States, districts, and schools are still working out how to spend the nearly $200 billion in COVID-19 relief funds from three rounds of federal emergency aid. They’ve got until 2024 to do so. So what priorities should be they be using to get the best results from that aid?
Bryan VanGronigen, an assistant professor of education at the University of Delaware, drew from his research on states’ and districts’s experience with billions of dollars in the Obama administration’s School Improvement Grants program to offer guidance on how they can steer COVID aid toward appropriate interventions for staff and students.
Conduct a needs assessment in setting spending priorities
Get to the root cause of the problem you’re trying to solve. In his research on the school improvement program, VanGronigen found the needs assessment part of the process often “perfunctory,” with districts and states consulting few data sources or using very little original data.
Getting that wrong has the potential to derail the entire effort: It could mean that schools and districts misidentify the problem and the cause or pick the wrong intervention or vendor to address it.
“If you don’t get that part of it right, in some cases, you might be spending money on interventions that have no alignment or empirical root in what the actual prescribed needs are of that particular school,” he said.
Pick the right course of action
Educators have the tendency to want to fix things—something Anthony Bryk, the former president of the Carnegie Foundation for the Advancement of Teaching, called “solutionitis.”
VanGronigen urges a thorough review process before settling on a course of action.
If a school’s English/language arts score fell during the pandemic, for example, it might be tempting for school leaders to look at that data point and think the school needs a new curriculum.
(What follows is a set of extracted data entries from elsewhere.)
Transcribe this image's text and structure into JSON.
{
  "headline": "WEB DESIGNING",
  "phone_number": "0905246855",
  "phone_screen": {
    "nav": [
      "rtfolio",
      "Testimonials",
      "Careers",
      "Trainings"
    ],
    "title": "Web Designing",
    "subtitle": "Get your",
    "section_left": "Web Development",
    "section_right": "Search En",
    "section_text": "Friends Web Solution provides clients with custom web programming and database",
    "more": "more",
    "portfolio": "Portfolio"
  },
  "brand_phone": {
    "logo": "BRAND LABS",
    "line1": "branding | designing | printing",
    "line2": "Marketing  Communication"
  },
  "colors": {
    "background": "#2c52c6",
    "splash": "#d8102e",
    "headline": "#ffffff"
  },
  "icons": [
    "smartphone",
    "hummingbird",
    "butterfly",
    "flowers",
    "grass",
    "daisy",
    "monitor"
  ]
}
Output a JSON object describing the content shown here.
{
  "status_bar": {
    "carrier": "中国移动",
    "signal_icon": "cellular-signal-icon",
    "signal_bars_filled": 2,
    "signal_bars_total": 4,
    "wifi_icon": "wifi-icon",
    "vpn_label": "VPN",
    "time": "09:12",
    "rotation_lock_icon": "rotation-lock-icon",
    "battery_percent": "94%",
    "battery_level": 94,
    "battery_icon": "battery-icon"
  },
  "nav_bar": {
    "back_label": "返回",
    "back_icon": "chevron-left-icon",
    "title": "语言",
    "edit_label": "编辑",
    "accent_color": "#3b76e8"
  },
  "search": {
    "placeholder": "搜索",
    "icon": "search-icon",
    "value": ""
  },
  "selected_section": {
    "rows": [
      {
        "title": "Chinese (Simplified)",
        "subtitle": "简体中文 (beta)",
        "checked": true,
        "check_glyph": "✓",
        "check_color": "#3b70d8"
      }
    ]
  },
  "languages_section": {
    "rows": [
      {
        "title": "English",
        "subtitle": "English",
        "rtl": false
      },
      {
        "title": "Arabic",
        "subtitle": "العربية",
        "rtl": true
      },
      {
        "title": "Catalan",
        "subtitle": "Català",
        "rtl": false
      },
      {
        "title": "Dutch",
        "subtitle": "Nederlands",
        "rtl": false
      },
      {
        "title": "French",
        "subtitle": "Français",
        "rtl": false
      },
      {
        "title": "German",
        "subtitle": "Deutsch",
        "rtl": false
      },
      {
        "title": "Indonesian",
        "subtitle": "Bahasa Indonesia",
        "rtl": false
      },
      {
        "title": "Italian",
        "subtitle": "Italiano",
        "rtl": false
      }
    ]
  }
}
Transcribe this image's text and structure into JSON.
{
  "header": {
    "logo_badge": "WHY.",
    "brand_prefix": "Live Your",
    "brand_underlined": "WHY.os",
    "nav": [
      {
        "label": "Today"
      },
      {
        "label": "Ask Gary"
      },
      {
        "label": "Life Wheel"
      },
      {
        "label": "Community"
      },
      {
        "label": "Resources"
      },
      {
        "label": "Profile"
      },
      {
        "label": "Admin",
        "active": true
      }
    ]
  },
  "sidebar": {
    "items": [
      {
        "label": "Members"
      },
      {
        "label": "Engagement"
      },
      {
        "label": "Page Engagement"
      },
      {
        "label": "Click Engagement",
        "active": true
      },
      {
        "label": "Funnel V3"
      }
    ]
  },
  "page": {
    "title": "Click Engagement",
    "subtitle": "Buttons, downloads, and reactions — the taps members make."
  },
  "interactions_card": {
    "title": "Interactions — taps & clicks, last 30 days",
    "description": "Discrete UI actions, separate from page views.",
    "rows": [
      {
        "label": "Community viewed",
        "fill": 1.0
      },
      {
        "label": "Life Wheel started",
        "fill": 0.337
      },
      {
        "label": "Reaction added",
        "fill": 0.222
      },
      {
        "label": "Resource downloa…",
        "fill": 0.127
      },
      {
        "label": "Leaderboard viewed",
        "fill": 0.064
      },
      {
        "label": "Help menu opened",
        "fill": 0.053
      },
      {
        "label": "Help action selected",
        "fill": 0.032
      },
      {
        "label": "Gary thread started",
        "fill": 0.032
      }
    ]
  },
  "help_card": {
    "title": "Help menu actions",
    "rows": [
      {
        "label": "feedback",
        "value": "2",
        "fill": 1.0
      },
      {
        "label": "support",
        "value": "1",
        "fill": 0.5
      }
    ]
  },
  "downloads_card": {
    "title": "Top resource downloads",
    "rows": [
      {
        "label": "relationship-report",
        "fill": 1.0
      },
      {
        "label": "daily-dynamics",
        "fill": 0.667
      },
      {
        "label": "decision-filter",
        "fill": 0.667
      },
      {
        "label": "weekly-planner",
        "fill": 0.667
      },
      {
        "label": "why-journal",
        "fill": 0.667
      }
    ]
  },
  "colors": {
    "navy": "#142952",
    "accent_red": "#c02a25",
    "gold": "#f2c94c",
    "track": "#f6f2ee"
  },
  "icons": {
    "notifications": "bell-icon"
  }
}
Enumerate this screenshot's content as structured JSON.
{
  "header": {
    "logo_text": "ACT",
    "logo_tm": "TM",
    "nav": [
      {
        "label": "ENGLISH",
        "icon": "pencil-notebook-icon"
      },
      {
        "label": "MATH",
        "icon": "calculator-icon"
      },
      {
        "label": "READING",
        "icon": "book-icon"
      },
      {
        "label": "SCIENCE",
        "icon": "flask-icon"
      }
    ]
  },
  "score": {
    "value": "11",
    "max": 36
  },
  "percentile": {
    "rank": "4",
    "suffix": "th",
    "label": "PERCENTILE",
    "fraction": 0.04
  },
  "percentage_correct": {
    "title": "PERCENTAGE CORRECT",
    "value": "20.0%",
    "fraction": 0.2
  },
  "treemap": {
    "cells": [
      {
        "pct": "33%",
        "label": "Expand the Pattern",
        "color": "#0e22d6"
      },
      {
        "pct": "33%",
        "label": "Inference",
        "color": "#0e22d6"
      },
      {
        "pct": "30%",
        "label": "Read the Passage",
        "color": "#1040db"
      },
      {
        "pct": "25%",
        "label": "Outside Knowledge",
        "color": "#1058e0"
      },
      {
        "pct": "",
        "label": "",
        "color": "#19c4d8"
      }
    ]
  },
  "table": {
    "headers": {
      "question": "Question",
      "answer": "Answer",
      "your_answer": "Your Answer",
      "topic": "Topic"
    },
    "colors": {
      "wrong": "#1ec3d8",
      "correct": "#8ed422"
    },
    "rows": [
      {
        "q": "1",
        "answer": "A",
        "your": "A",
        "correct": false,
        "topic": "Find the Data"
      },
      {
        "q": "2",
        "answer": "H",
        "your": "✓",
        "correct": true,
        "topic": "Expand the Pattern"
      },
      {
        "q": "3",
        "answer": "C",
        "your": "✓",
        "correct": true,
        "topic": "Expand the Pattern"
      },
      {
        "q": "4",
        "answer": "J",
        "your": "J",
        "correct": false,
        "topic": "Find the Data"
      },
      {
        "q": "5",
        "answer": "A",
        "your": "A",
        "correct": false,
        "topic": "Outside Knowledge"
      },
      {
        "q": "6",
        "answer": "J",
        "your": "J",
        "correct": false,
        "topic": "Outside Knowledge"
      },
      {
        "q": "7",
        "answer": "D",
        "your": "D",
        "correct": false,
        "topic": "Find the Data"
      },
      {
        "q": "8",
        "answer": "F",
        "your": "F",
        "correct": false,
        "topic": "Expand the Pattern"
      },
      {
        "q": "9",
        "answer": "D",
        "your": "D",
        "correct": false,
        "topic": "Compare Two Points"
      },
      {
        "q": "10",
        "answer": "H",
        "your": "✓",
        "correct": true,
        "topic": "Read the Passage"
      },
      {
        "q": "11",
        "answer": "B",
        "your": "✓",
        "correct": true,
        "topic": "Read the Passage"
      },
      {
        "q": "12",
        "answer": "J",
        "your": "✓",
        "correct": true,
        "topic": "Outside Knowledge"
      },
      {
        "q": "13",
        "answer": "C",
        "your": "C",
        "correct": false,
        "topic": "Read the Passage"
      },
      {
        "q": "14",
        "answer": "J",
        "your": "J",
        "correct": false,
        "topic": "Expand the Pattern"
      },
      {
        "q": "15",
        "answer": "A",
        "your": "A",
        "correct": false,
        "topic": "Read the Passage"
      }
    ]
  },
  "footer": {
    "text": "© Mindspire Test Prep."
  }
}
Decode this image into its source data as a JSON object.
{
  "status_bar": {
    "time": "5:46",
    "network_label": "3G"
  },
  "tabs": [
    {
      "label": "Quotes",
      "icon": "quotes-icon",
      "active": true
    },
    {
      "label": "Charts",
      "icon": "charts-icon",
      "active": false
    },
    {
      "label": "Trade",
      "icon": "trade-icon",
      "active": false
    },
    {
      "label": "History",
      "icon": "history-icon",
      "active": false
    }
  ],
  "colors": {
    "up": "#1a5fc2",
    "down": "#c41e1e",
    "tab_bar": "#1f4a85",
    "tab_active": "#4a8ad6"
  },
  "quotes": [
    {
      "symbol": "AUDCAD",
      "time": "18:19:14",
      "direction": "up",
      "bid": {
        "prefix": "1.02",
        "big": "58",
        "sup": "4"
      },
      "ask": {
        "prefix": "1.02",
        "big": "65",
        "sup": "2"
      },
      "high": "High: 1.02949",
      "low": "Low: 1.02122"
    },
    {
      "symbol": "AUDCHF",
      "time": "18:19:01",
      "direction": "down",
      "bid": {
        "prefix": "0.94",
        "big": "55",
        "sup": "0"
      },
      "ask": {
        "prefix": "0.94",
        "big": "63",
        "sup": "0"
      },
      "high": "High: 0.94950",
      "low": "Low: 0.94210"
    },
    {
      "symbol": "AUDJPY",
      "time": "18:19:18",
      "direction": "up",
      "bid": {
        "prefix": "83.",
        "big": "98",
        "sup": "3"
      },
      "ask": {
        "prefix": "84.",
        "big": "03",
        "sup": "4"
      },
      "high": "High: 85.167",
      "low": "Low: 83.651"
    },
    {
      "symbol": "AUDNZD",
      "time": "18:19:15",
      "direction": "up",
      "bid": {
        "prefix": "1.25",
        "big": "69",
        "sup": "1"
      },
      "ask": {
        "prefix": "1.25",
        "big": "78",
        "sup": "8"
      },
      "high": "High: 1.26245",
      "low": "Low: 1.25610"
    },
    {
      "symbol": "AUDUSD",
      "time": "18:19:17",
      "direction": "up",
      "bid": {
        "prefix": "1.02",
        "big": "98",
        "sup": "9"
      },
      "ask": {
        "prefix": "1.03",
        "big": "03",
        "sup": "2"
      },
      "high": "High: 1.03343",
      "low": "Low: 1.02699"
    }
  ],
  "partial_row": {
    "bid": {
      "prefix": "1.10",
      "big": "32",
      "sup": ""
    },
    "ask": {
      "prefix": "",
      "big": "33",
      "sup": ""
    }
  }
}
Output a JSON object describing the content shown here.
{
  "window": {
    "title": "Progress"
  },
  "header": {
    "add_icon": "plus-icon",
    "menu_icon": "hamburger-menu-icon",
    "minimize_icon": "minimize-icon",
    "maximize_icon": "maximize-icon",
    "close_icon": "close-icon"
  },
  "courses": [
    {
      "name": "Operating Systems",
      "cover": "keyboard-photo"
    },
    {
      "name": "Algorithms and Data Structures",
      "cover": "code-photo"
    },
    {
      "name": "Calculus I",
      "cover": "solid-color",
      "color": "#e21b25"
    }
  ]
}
“‘We need to raise ELA, so let’s just go find something that’s going to raise ELA,’” he said, “as opposed to something like, ‘Why are ELA scores low in the first place? What do our teacher turnover numbers look like?’”
It’s important for school leaders to take a step back.
“How much do you know about the problem in the first place?” he asked. “Have you done some recent trend analyses or anything like that?”
Spend time on vendor selection
In addition to accurately diagnosing the problem, it’s also crucial to find the right vendor.
That can be a tough one for school leaders, who don’t generally go deep into procurement in their leadership preparation programs. Tiers of evidence? Research-based versus research-backed? Terms like that can be confusing to a school leader.
VanGronigen’s advice: Don’t be intimidated by the deadline to spend the cash. Take your time and do your homework.
“I think when there’s this kind of arbitrary deadline, if you will, for when these funds need to be spent, that incentivizes some kinds of behaviors that are less than ideal,” he said.
School leaders may think, “we don’t want to lose the money, for instance, and, so, we might do a more local search, we might ask around to other school district officials, or people who are in our state and see what they bought, and so we might choose to replicate those decisions just because that was an easier search,” he said.
Instead, he suggests that school and district leaders start with organizations and agencies that have done some of the legwork. That could include state education agencies, the Council of Chief State School Officers, and professional organizations, such as the National Association of Secondary School Principals and the National Association of Elementary School Principals.
Many of those organizations already have vendor lists, some of which have already been vetted and approved.
But even then, school leaders have to be careful. Some of these lists are simply aggregates or repositories and haven’t been vetted, meaning that school leaders still have to do their due diligence to ensure the vendor can deliver.
Define success and how it will be measured
Districts and schools should not rely on a single measure of success, such as student test scores that are available once a year.
Shorter-cycle measures, such as 90-day test scores to see movement in English/language arts test scores, for example, can help school principals assess the progress of interventions and pivot as necessary, he said.
If a district’s intervention is to improve the quality of its professional learning communities (or PLCs) —to ultimately improve student performance—then it can also collect survey data from teachers on the usefulness of the PLCs, as well as observation data from school leaders along the way, instead of waiting for test scores.
“When leaders have a little bit of ‘free time’ to be able to dig into data, it’s likely over the summer, and if they don’t have access to these data, that doesn’t inform their needs assessments or their root cause analyses to the degree that they could,” VanGronigen said. “As a result, they might continue to make less-than-ideal decisions or less-than-informed decisions because of the way that current timelines in education and in the system are structured.”